Usage: -s subreadset.xml -o outputPrefix [options]

Version:9.0.0.da2e8977c

recalladapters operates on BAM files in one convention (subreads+scraps or
hqregions+scraps), allows reprocessing adapter calls then outputs the resulting
BAM files as subreads plus scraps.

"Scraps" BAM files are always required to reconstitute the ZMW reads internally.
Conversely, "scraps" BAM files will be output.

ZMW reads are not allowed as input, due to the missing HQ-region annotations!

Input read convention is determined from the READTYPE annotation in the @RG::DS
tags of the input BAM files.A subreadset *must* be used as input instead of the
individual BAM files.

Options:
  -h, --help            show this help message and exit
  --version             show program's version number and exit

  Mandatory parameters:
    -o STRING           Prefix of output filenames
    -s STRING, --subreadset=STRING
                        Input subreadset.xml

  Optional parameters:
    -j INT, --nProcs=INT
                        Number of threads for parallel ZMW processing
    -b INT              Number of threads for parallel BAM compression, can only
                        be set when not generating pbindex inline with --inlinePbi
    --inlinePbi         Generate pbindex inline with BAM writing
    --silent            No progress output.

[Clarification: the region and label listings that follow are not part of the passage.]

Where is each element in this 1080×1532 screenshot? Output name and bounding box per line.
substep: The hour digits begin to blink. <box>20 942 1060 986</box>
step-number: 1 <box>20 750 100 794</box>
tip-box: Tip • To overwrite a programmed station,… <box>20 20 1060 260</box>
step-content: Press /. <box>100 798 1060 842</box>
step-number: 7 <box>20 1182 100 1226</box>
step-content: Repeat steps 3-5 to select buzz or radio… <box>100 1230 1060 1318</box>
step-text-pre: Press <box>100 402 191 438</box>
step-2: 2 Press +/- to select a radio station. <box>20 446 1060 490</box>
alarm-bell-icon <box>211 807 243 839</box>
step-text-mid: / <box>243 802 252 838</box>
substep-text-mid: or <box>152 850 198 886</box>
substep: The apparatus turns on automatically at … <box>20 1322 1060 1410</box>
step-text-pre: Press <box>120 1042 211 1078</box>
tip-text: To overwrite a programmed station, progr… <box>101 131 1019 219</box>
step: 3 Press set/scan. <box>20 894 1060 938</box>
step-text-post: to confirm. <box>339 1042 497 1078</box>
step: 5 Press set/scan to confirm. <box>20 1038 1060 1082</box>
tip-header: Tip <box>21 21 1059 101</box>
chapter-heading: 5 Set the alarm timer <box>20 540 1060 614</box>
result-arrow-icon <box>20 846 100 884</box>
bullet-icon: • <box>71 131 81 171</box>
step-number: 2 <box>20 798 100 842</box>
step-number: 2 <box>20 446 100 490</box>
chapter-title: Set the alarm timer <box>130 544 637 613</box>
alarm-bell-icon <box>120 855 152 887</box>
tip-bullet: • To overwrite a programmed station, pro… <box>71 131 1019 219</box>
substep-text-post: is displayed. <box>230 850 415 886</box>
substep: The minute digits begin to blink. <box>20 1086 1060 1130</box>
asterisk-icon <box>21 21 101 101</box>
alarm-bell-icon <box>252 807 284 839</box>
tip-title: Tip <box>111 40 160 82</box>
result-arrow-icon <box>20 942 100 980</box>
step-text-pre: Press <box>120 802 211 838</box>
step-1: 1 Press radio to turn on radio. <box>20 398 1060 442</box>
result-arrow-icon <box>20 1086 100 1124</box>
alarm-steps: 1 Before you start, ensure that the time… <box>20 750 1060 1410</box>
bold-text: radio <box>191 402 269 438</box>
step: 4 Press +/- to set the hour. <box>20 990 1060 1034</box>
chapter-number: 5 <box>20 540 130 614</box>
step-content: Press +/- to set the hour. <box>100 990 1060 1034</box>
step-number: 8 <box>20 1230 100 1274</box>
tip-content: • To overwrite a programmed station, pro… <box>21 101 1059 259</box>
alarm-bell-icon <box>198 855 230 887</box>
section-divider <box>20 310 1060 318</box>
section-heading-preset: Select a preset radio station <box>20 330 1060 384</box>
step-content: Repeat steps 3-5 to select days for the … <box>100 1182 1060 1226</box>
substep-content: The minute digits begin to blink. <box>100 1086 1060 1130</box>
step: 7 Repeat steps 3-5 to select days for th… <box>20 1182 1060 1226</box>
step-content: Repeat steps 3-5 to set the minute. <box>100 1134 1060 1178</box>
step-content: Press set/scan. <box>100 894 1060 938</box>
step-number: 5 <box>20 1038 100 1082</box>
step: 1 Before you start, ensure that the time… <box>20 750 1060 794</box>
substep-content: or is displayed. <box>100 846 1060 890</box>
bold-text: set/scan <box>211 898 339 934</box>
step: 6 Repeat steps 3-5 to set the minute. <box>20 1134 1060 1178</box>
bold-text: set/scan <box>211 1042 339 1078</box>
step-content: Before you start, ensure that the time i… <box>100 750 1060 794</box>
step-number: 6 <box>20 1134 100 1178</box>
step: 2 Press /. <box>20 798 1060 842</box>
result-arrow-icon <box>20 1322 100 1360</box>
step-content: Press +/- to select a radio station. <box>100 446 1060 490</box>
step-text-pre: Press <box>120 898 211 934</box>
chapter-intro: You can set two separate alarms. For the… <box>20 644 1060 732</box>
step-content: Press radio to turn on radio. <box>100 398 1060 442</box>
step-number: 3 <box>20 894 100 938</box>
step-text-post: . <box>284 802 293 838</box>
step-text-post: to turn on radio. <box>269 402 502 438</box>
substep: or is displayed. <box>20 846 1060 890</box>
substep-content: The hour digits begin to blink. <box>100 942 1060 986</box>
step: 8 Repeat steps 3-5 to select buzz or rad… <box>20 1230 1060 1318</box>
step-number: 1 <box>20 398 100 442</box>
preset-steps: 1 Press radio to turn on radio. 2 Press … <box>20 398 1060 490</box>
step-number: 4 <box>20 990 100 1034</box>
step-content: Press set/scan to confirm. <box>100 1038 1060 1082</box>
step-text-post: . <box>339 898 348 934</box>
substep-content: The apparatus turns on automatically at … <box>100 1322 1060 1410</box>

  Adapter finding parameters:
    --disableAdapterFinding
    --adapters=adapterSequences.fasta
    --globalAlnFlanking
    --flankLength=INT
    --minSoftAccuracy=FLOAT
    --minHardAccuracy=FLOAT
    --minFlankingScore=FLOAT
    --disableAdapterCorrection
    --adpqc

  Fine tuning:
    --minAdapterScore=int
                        Minimal score for an adapter
    --minSubLength=INT  Minimal subread length. Default: 50
    --minSnr=FLOAT      Minimal SNR across channels. Default: 3.75

  White list:
    --whitelistZmwNum=RANGES
                        Only process given ZMW NUMBERs

Example: recalladapters -s in.subreadset.xml -o out --adapters adapters.fasta

Examples

Provide the subreadset.xml as input, together with an output projectName and the FASTA file containing the new adapter(s):

recalladapters -o projectName --adapters newAdapters.fasta -s input.subreadset.xml

Adapter finding can put more emphasis on flank size if the adapter sequence is very similar to a sequence found in the rest of the sample:

$ recalladapters --flankLength=500 --minFlankingScore=200 --adapter adapters.fasta -o movieName.newAdapters -s input.subreadset.xml

Full Changelog

  • 9.0.0.da2e8977c:
    • New CLI UX
    • Add --minSnr
  • 7.1.0.425709f:
    • Initial release

DISCLAIMER

THIS WEBSITE AND CONTENT AND ALL SITE-RELATED SERVICES, INCLUDING ANY DATA, ARE PROVIDED "AS IS," WITH ALL FAULTS, WITH NO REPRESENTATIONS OR WARRANTIES OF ANY KIND, EITHER EXPRESS OR IMPLIED, INCLUDING, BUT NOT LIMITED TO, ANY WARRANTIES OF MERCHANTABILITY, SATISFACTORY QUALITY, NON-INFRINGEMENT OR FITNESS FOR A PARTICULAR PURPOSE. YOU ASSUME TOTAL RESPONSIBILITY AND RISK FOR YOUR USE OF THIS SITE, ALL SITE-RELATED SERVICES, AND ANY THIRD PARTY WEBSITES OR APPLICATIONS. NO ORAL OR WRITTEN INFORMATION OR ADVICE SHALL CREATE A WARRANTY OF ANY KIND. ANY REFERENCES TO SPECIFIC PRODUCTS OR SERVICES ON THE WEBSITES DO NOT CONSTITUTE OR IMPLY A RECOMMENDATION OR ENDORSEMENT BY PACIFIC BIOSCIENCES.